Humanoid robots face significant challenges in achieving robust, real-time gait control over complex terrain due to the high-dimensional, nonlinear, and hybrid nature of their dynamics modeling and optimization. This paper proposes HLIP-CI-MPC, a hierarchical cooperative architecture: an upper layer employs the Hybrid Linear Inverted Pendulum (HLIP) to generate robust nominal gaits, while a lower layer utilizes Contact-Implicit Model Predictive Control (CI-MPC) to close the loop on full-body motion planning and dynamic contact-sequence optimization. Crucially, this work establishes the first tightly coupled integration of HLIP-based gait generation with CI-MPC, enabling automatic adaptation—without manual tuning—to contact-mode transitions, external disturbances, and model/state uncertainties. Evaluated on a 24-DOF Achilles simulation platform, the system runs online at 50 Hz and demonstrates stable locomotion across rough terrain, rapid recovery from perturbations, obstacle interaction, and resilience under multi-source uncertainties—achieving a favorable trade-off between computational efficiency and full-body dynamical fidelity.

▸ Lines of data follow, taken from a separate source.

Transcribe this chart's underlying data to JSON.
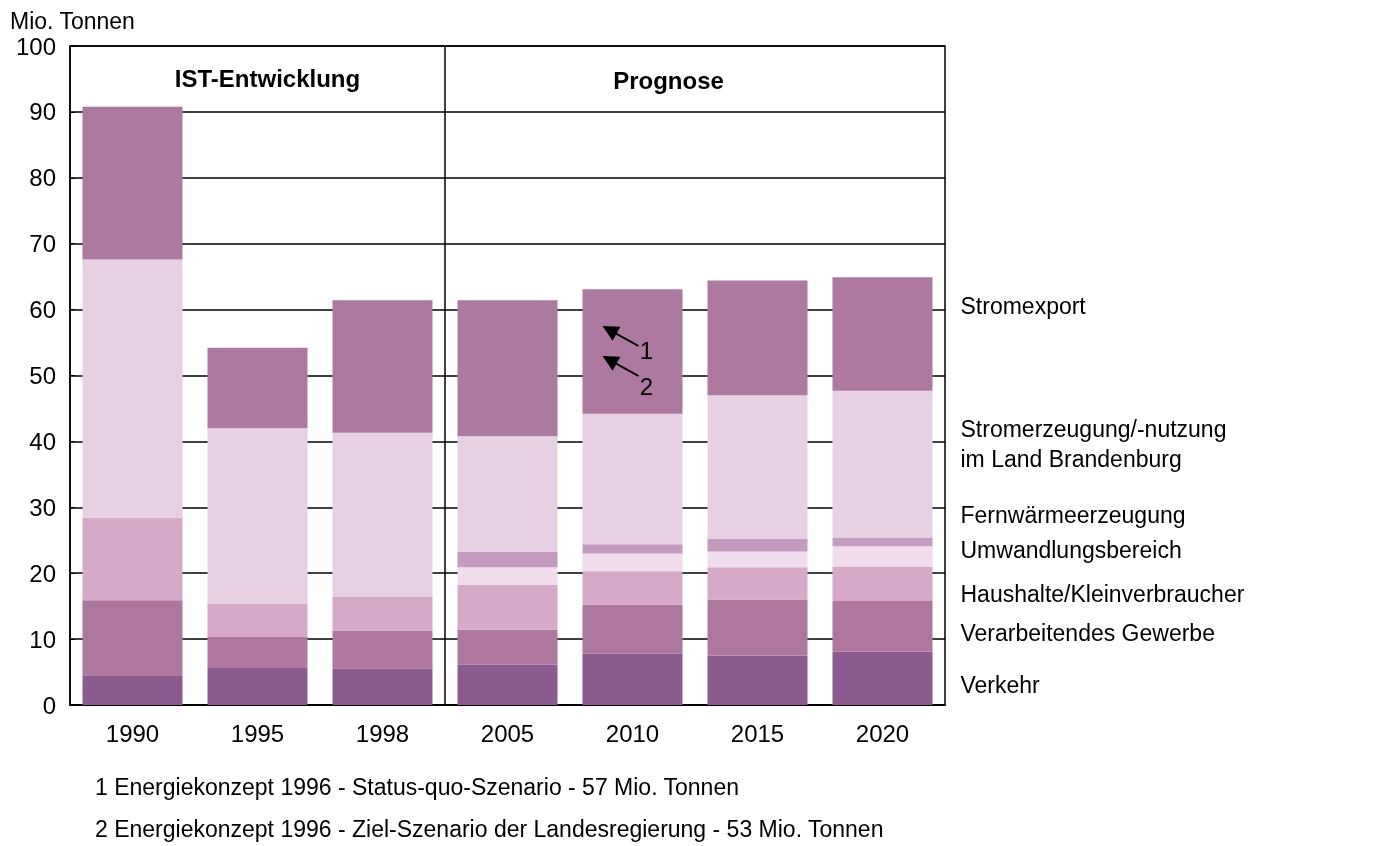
{
  "chart_data": {
    "type": "bar",
    "stacked": true,
    "ylabel": "Mio. Tonnen",
    "categories": [
      "1990",
      "1995",
      "1998",
      "2005",
      "2010",
      "2015",
      "2020"
    ],
    "series": [
      {
        "name": "Verkehr",
        "color": "#8b5a8f",
        "values": [
          4.5,
          5.6,
          5.5,
          6.1,
          7.8,
          7.5,
          8.1
        ]
      },
      {
        "name": "Verarbeitendes Gewerbe",
        "color": "#ad77a0",
        "values": [
          11.4,
          4.8,
          5.8,
          5.3,
          7.4,
          8.5,
          7.7
        ]
      },
      {
        "name": "Haushalte/Kleinverbraucher",
        "color": "#d6a9c9",
        "values": [
          12.5,
          5.0,
          5.1,
          6.8,
          5.1,
          4.9,
          5.2
        ]
      },
      {
        "name": "Umwandlungsbereich",
        "color": "#f0dcec",
        "values": [
          0,
          0,
          0,
          2.7,
          2.7,
          2.4,
          3.1
        ]
      },
      {
        "name": "Fernwärmeerzeugung",
        "color": "#c49ac0",
        "values": [
          0,
          0,
          0,
          2.3,
          1.4,
          1.9,
          1.3
        ]
      },
      {
        "name": "Stromerzeugung/-nutzung im Land Brandenburg",
        "color": "#e7d0e3",
        "values": [
          39.2,
          26.6,
          24.9,
          17.6,
          19.8,
          21.8,
          22.3
        ]
      },
      {
        "name": "Stromexport",
        "color": "#ae79a1",
        "values": [
          23.2,
          12.2,
          20.1,
          20.6,
          18.9,
          17.4,
          17.2
        ]
      }
    ],
    "ylim": [
      0,
      100
    ],
    "yticks": [
      0,
      10,
      20,
      30,
      40,
      50,
      60,
      70,
      80,
      90,
      100
    ],
    "grid": "y",
    "legend": false,
    "annotations": [
      "IST-Entwicklung",
      "Prognose",
      "1 Energiekonzept 1996 - Status-quo-Szenario - 57 Mio. Tonnen",
      "2 Energiekonzept 1996 - Ziel-Szenario der Landesregierung - 53 Mio. Tonnen",
      "1",
      "2"
    ]
  }
}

Humanoid robots have great potential for real-world applications due to their ability to operate in environments built for humans, but their deployment is hindered by the challenge of controlling their underlying high-dimensional nonlinear hybrid dynamics. While reduced-order models like the Hybrid Linear Inverted Pendulum (HLIP) are simple and computationally efficient, they lose whole-body expressiveness. Meanwhile, recent advances in Contact-Implicit Model Predictive Control (CI-MPC) enable robots to plan through multiple hybrid contact modes, but remain vulnerable to local minima and require significant tuning. We propose a control framework that combines the strengths of HLIP and CI-MPC. The reduced-order model generates a nominal gait, while CI-MPC manages the whole-body dynamics and modifies the contact schedule as needed. We demonstrate the effectiveness of this approach in simulation with a novel 24 degree-of-freedom humanoid robot: Achilles. Our proposed framework achieves rough terrain walking, disturbance recovery, robustness under model and state uncertainty, and allows the robot to interact with obstacles in the environment, all while running online in real-time at 50 Hz.